Location
MC 5501
Speaker
Peter E. Caines | McGill University
Title
Mean Field Control and Games on Large Networks
Abstract
Contemporary technological systems often have a network structure of both great scale and complexity, while the natural world reveals a vast array of complex networks which includes the human microbiome and the brain. All these networks support dynamical processes, often with feedback loops which are inherent, designed or a combination of both.
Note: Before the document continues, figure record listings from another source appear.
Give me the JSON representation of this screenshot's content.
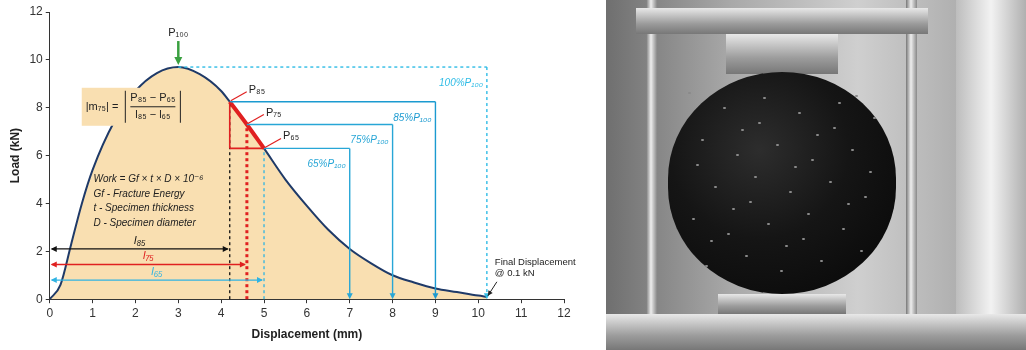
{
  "chart_data": {
    "type": "line",
    "x_label": "Displacement (mm)",
    "y_label": "Load (kN)",
    "x": [
      0,
      0.25,
      0.5,
      0.75,
      1,
      1.5,
      2,
      2.5,
      3,
      3.5,
      4,
      4.2,
      4.6,
      5,
      5.5,
      6,
      6.5,
      7,
      7.5,
      8,
      8.5,
      9,
      9.5,
      10,
      10.2
    ],
    "values": [
      0,
      0.6,
      2.3,
      4.0,
      5.4,
      7.4,
      8.7,
      9.45,
      9.7,
      9.4,
      8.7,
      8.25,
      7.3,
      6.3,
      5.0,
      3.9,
      2.9,
      2.1,
      1.5,
      1.0,
      0.7,
      0.45,
      0.3,
      0.15,
      0.1
    ],
    "color": "#1f3a68",
    "xlim": [
      0,
      12
    ],
    "xticks": [
      0,
      1,
      2,
      3,
      4,
      5,
      6,
      7,
      8,
      9,
      10,
      11,
      12
    ],
    "ylim": [
      0,
      12
    ],
    "yticks": [
      0,
      2,
      4,
      6,
      8,
      10,
      12
    ],
    "grid": false,
    "points": [
      {
        "label": "P₁₀₀",
        "x": 3,
        "y": 9.7,
        "color": "#3aa040"
      },
      {
        "label": "P₈₅",
        "x": 4.2,
        "y": 8.25,
        "color": "#e02020"
      },
      {
        "label": "P₇₅",
        "x": 4.6,
        "y": 7.3,
        "color": "#e02020"
      },
      {
        "label": "P₆₅",
        "x": 5,
        "y": 6.3,
        "color": "#e02020"
      }
    ],
    "slope_segment": {
      "x": [
        4.2,
        5
      ],
      "color": "#e02020"
    },
    "guides": [
      {
        "label": "100%P₁₀₀",
        "from_x": 3,
        "to_x": 10.2,
        "y": 9.7,
        "color": "#2fbce6",
        "line_style": "dotted"
      },
      {
        "label": "85%P₁₀₀",
        "from_x": 4.2,
        "to_x": 9,
        "y": 8.25,
        "color": "#1b9ad0",
        "line_style": "solid"
      },
      {
        "label": "75%P₁₀₀",
        "from_x": 4.6,
        "to_x": 8,
        "y": 7.3,
        "color": "#28a6d6",
        "line_style": "solid"
      },
      {
        "label": "65%P₁₀₀",
        "from_x": 5,
        "to_x": 7,
        "y": 6.3,
        "color": "#28a6d6",
        "line_style": "solid"
      }
    ],
    "lengths": [
      {
        "label": "l₈₅",
        "to_x": 4.2,
        "y": 2.1,
        "top": 8.25,
        "color": "#111111"
      },
      {
        "label": "l₇₅",
        "to_x": 4.6,
        "y": 1.45,
        "top": 7.3,
        "color": "#e02020"
      },
      {
        "label": "l₆₅",
        "to_x": 5,
        "y": 0.8,
        "top": 6.3,
        "color": "#2fb3e3"
      }
    ],
    "formula": {
      "lhs": "|m₇₅| =",
      "numerator": "P₈₅ − P₆₅",
      "denominator": "l₈₅ − l₆₅"
    },
    "notes": [
      "Work = Gf × t × D × 10⁻⁶",
      "Gf - Fracture Energy",
      "t - Specimen thickness",
      "D - Specimen diameter"
    ],
    "final_point": {
      "lines": [
        "Final Displacement",
        "@ 0.1 kN"
      ],
      "x": 10.2,
      "y": 0.1
    }
  }
}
In this talk, results on stochastic control and mean field games for large populations on large networks will be presented using notions of network limits. In particular, a new decomposition, or classification, of all network limits will be employed which, necessarily, covers both dense and sparse networks. The principal results include the existence and uniqueness of optima and Nash equilibria together with their approximation to source problems with finite populations on finite networks.
Speaker Bio
Peter E. Caines received the BA in mathematics from Oxford University in 1967 and the PhD in systems and control theory in 1970 from Imperial College, University of London, supervised by David Q. Mayne, FRS. Following PDF and visiting positions he joined McGill University in 1980, where he is Distinguished James McGill Professor and Macdonald Chair in the Department of Electrical and Computer Engineering. He received the IEEE Control Systems Society Bode Lecture Prize (2009), is a Fellow of IFAC, CIFAR, SIAM, IEEE, the IMA (UK) and the Royal Society of Canada (2003), and is a member of Professional Engineers Ontario. His monograph, Linear Stochastic Systems (Wiley, 1988), is now a SIAM Classic and his research interests include stochastic and hybrid systems, and mean field control and games on complex networks.